There are limitations to the current study. First, only a single muscle was analyzed between groups. This can make interpreting results from a single tissue difficult and does not lend itself well to making whole body inferences. Because of the fact that animals were euthanized the day following the last voluntary wheel running bout, it is also possible that we observed the acute effects of exercise on skeletal muscle L1 markers. However, it is notable that we have previously reported that L1 mRNA is downregulated 48–72 h following a resistance training bout in humans (58). Furthermore, we recently reported that an acute bout of exercise, while modestly downregulating skeletal muscle L1 mRNA in humans, does not affect L1 DNA methylation levels up to 8 h following exercise (55). Thus, we believe that our prior human data support the notion that the observations herein were due to the chronic effects of wheel running rather than transient effects. We also used only female rats for our analysis given that this was the only tissue available through our collaboration. Although there is the possibility that sex differences may be at play, we have reason to believe that L1 responses to exercise training are similar between sexes. First, these female rodent data follow the same trend from our previous studies in which muscle from college-aged male participants was used (58). Likewise, our recent publication in humans also suggests that no sex differences existed between males and females regarding the ability of one exercise bout to transiently downregulate skeletal muscle L1 expression (55). Our in vitro drug screen for exercise-specific pathways was limited due to the fact that dose-response curves and exposure times were not investigated. In this regard, some of the compounds aside from AICAR could possibly have an effect on L1 expression if different doses or exposure times were used. For example, although caffeine showed a surprising result (trending toward increasing L1-Tot and L1–3 mRNA expression), we chose not to pursue caffeine in downstream analyses. Finally, it is possible that the effects of voluntary exercise were not fully manifested because the rats were genetically predisposed for exercise.
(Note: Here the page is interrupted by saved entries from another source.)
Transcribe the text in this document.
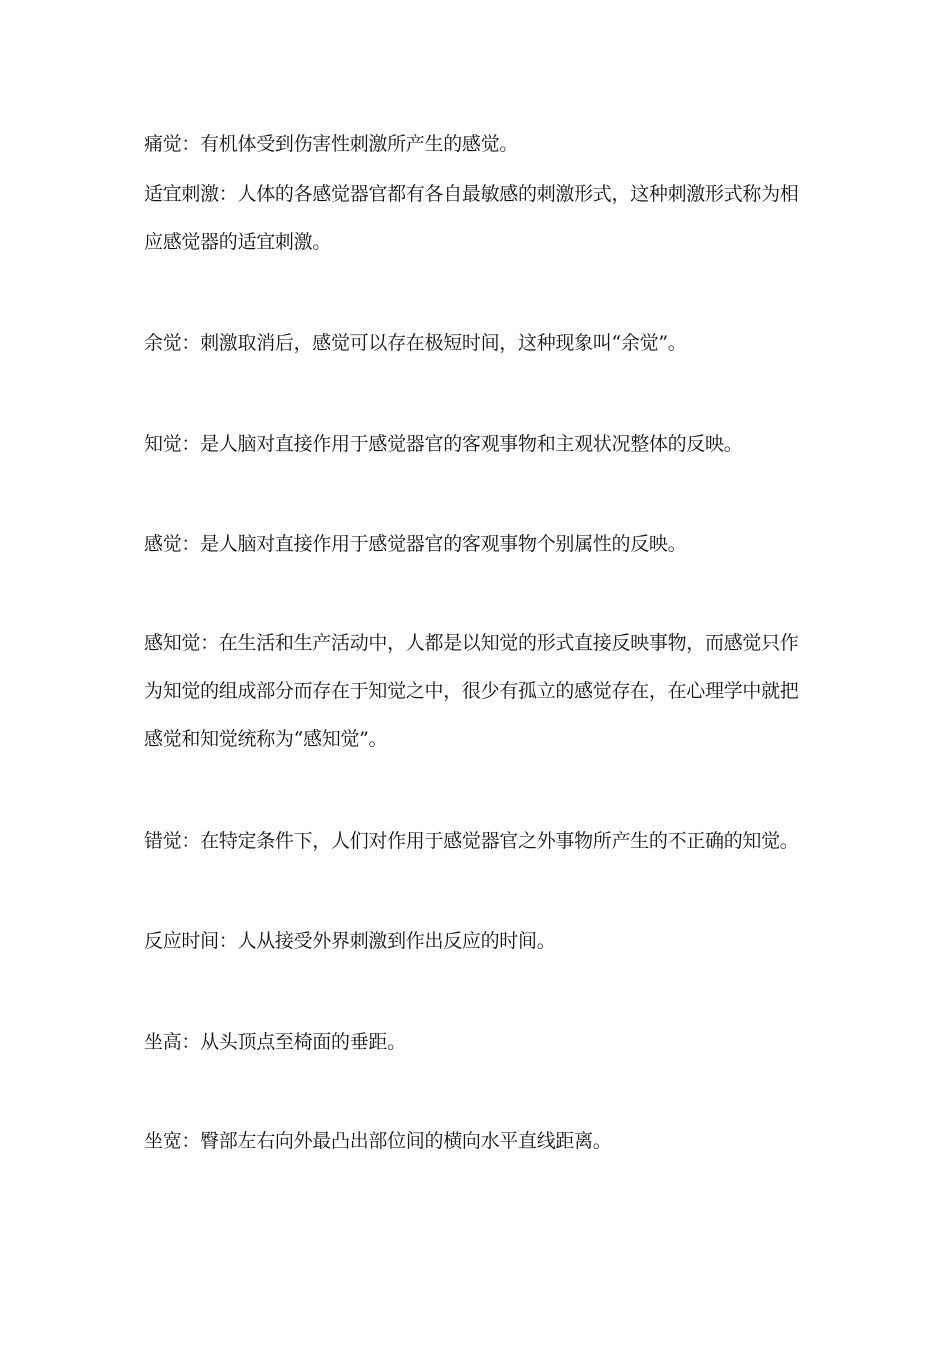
痛觉：有机体受到伤害性刺激所产生的感觉。

适宜刺激：人体的各感觉器官都有各自最敏感的刺激形式，这种刺激形式称为相
应感觉器的适宜刺激。

余觉：刺激取消后，感觉可以存在极短时间，这种现象叫“余觉”。

知觉：是人脑对直接作用于感觉器官的客观事物和主观状况整体的反映。

感觉：是人脑对直接作用于感觉器官的客观事物个别属性的反映。

感知觉：在生活和生产活动中，人都是以知觉的形式直接反映事物，而感觉只作
为知觉的组成部分而存在于知觉之中，很少有孤立的感觉存在，在心理学中就把
感觉和知觉统称为“感知觉”。

错觉：在特定条件下，人们对作用于感觉器官之外事物所产生的不正确的知觉。

反应时间：人从接受外界刺激到作出反应的时间。

坐高：从头顶点至椅面的垂距。

坐宽：臀部左右向外最凸出部位间的横向水平直线距离。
Even with these limitations, our data suggest that “exercise signals” in skeletal muscle have the ability to alter transcriptional control of L1, and future research is needed to investigate how this is related to skeletal muscle physiology.

In conclusion, this is the first report demonstrating that long-term voluntary wheel running downregulates skeletal muscle L1 gene expression. We speculate that this may occur through changes in L1 5′-UTR methylation and chromatin accessibility as well as increased AMPK activity. However, these two mechanisms may operate independently to downregulate L1 expression.